Obama refused to say whether he would veto any effort to bypass the deep cuts in defense and other spending that would take effect if there is no deal forthcoming from Congress.

He said he hopes lawmakers will "bite the bullet and do what needs to be done,' but voiced frustration with what he said was a desire by some members of Congress to "want to keep jiggering the math" to get a different outcome.

The president rejected a suggestion that he might end up with almost nothing to show from Congress on his jobs bill, saying he'd keep working to get it done even if it took past next year's election.

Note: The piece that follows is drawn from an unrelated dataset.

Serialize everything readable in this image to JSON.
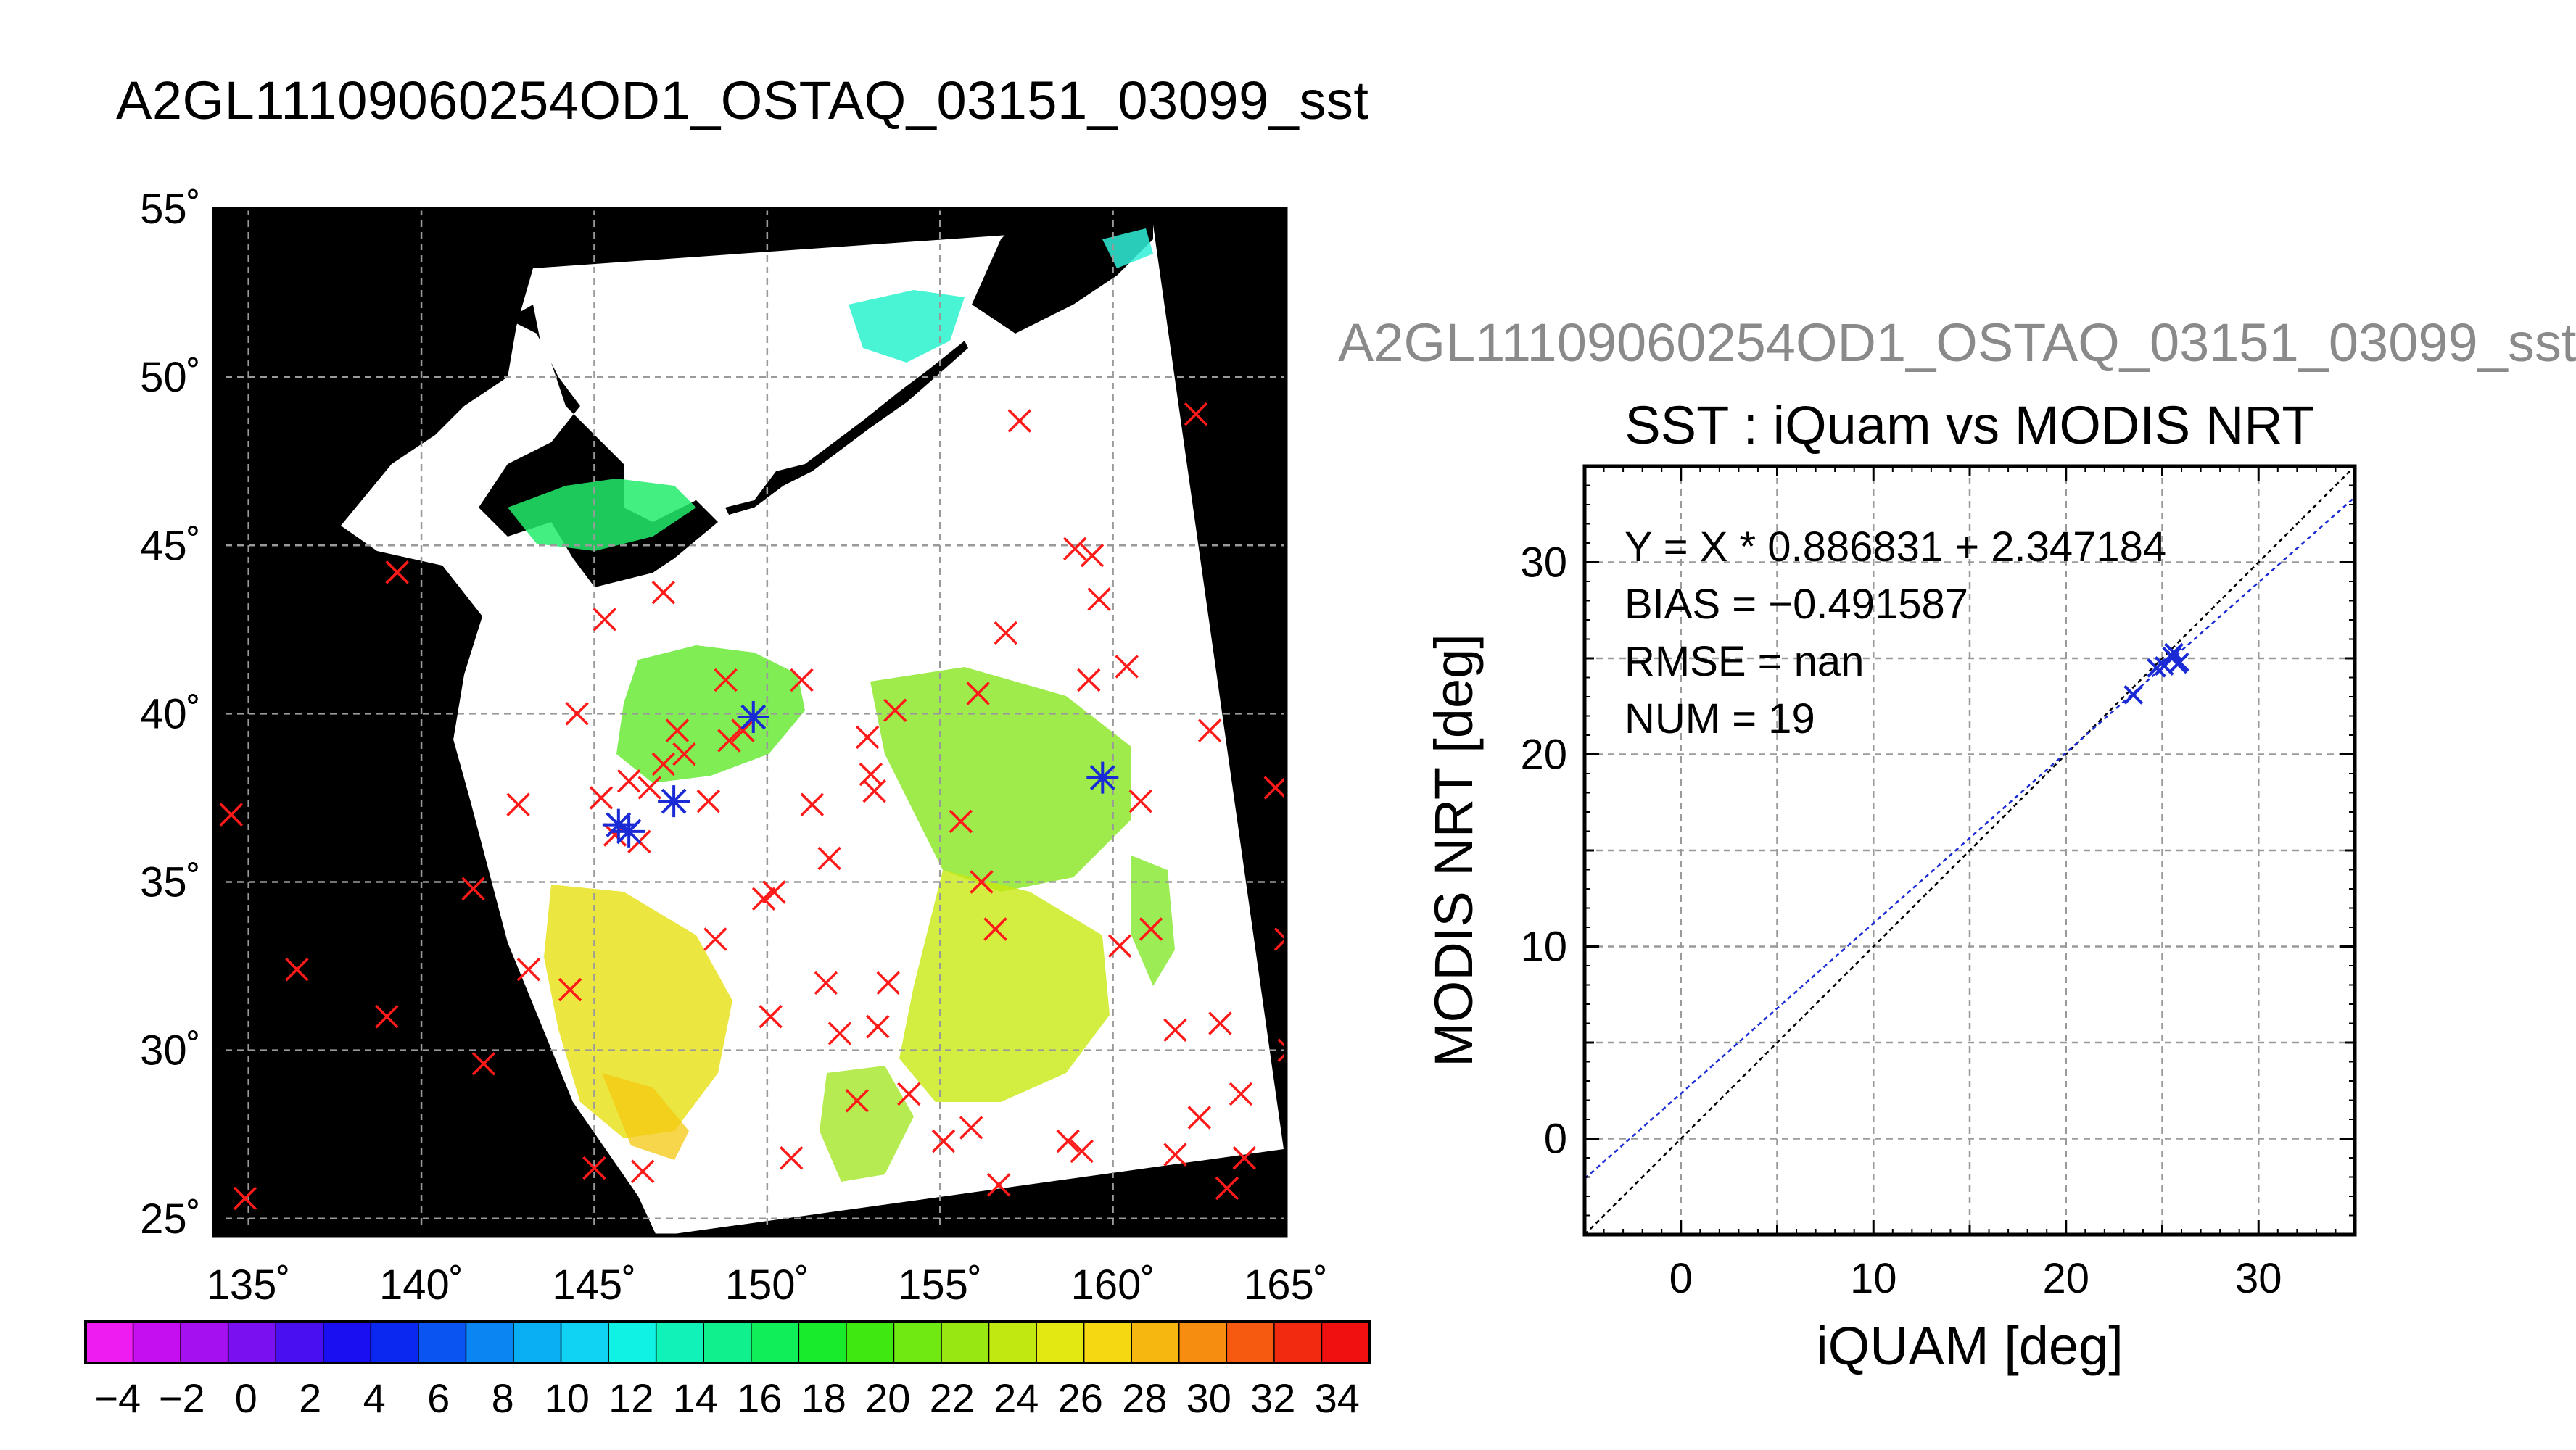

Obama sidestepped a question about his conversation more than a week ago with French President Nicolas Sarkozy at the G20 summit, in which reporters overheard Sarkozy calling Israeli Prime Minister Benjamin Netanyahu a "liar," and Obama replying "I have to work with him every day." Obama wouldn't comment on the language ? but did say he voiced "significant disappointment" to Sarkozy about France's vote to admit Palestine as a member of the U.N. cultural organization. After the vote, the U.S. cut its funding for UNESCO.

Obama said the sexual abuse scandal at Penn State has an important message for institutions far beyond college sports: that protecting children is more important than shielding institutions. He called the case, which ended the career of longtime head coach Joe Paterno, "heartbreaking."